When Michael Bloomberg was mayor of New York City he banned the use of number 6 heating oil which is the dirtiest and cheapest form of heating oil, forcing buildings to convert to number 2 oil, which is much more expensive, or to gas.
Bloomberg’s support of fracked gas is at odds with his claim to be a climate leader, and is in lock-step with the fossil fuel industry misnomer that natural gas is clean. Methane, the main competent of fracked gas, is 86 - 100 times more potent a greenhouse gas than carbon dioxide for the first 20 years it’s in the atmosphere.
If just 3% of methane leaks, fracked gas is worse for the climate than coal, the fossil fuel Bloomberg has donated millions of dollars to phase out and replace with gas.

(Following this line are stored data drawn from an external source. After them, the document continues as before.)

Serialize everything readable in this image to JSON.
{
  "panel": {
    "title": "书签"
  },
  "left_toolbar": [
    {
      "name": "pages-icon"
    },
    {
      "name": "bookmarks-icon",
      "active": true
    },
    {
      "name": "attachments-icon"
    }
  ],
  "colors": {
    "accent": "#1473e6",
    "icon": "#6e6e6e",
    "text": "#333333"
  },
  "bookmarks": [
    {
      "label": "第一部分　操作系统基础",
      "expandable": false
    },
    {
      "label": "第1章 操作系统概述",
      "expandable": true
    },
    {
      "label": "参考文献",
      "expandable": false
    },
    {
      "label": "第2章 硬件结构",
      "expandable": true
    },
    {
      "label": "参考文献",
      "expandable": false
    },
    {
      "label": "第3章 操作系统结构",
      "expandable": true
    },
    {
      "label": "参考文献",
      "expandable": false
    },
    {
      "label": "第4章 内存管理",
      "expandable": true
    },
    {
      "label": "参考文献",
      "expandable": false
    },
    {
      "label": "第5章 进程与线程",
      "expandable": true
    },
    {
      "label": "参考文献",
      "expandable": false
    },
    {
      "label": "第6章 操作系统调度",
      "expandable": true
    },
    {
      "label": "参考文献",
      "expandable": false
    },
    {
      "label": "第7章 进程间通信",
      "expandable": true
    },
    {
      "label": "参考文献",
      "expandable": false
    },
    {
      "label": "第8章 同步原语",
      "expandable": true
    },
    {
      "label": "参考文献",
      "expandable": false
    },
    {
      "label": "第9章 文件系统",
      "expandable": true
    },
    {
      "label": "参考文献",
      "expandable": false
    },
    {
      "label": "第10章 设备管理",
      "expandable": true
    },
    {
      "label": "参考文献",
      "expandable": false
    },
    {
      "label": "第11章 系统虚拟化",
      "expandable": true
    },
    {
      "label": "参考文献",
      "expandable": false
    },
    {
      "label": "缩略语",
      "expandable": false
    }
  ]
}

And the data that’s come out on methane leakage is terrifying. Researchers for the Environmental Defense Fund found that pipes under Manhattan averaged 4.3 leaks for each mile of pipe. Alarming leakage rates have been found throughout the entire fracking process from extraction to delivery, debunking any industry claim that gas is a necessary ‘bridge fuel’ to 100% renewables.
It’s not just Bloomberg who is failing to show real climate leadership. New York Governor Cuomo banned fracking in 2014, but has continued to support a massive build out of fracked gas infrastructure across the state. New York is currently the 4th largest consumer of gas and is expanding its use of gas for power and heating. Cuomo even proposes to power the Empire State Plaza with fracked gas generated in an environmental justice community.

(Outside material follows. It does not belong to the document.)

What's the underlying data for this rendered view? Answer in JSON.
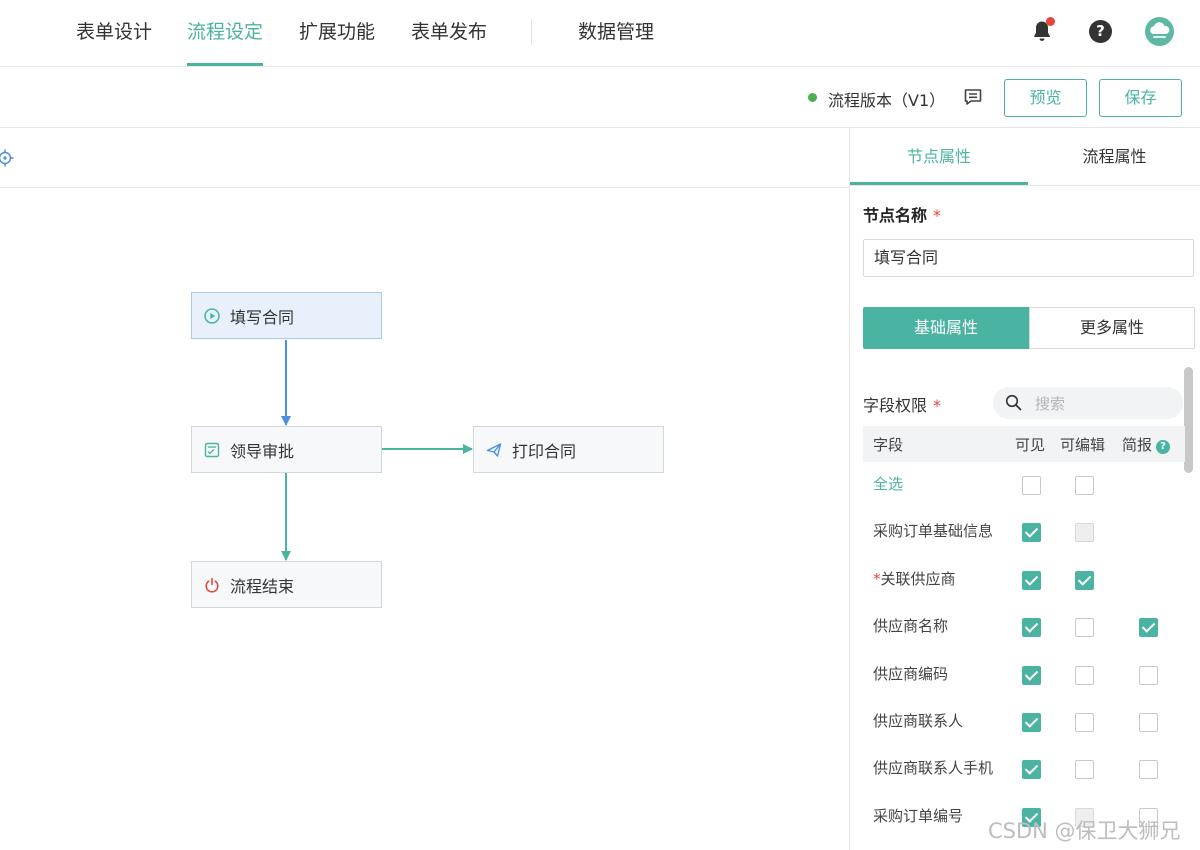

Some buildings, like St. Patrick’s Cathedral in midtown Manhattan and even the State Capitol Building in Lansing, MI among many other projects around the world, have gone 100% renewable and installed geothermal, proving it’s possible. What’s lacking is the political will to create a renewable economy. Instead of investing every available dollar in renewable development New York recently bailed out nuclear plants with 7.6 billion taxpayer dollars, and gave tax dollars intended for renewable energy to support fracked gas infrastructure.
“There definitely seems to be a lack of support for really clean energy and a lack of infrastructure,” said Lisa. “Because there is a big infrastructure for gas and oil and basically none for any really clean heat in New York.”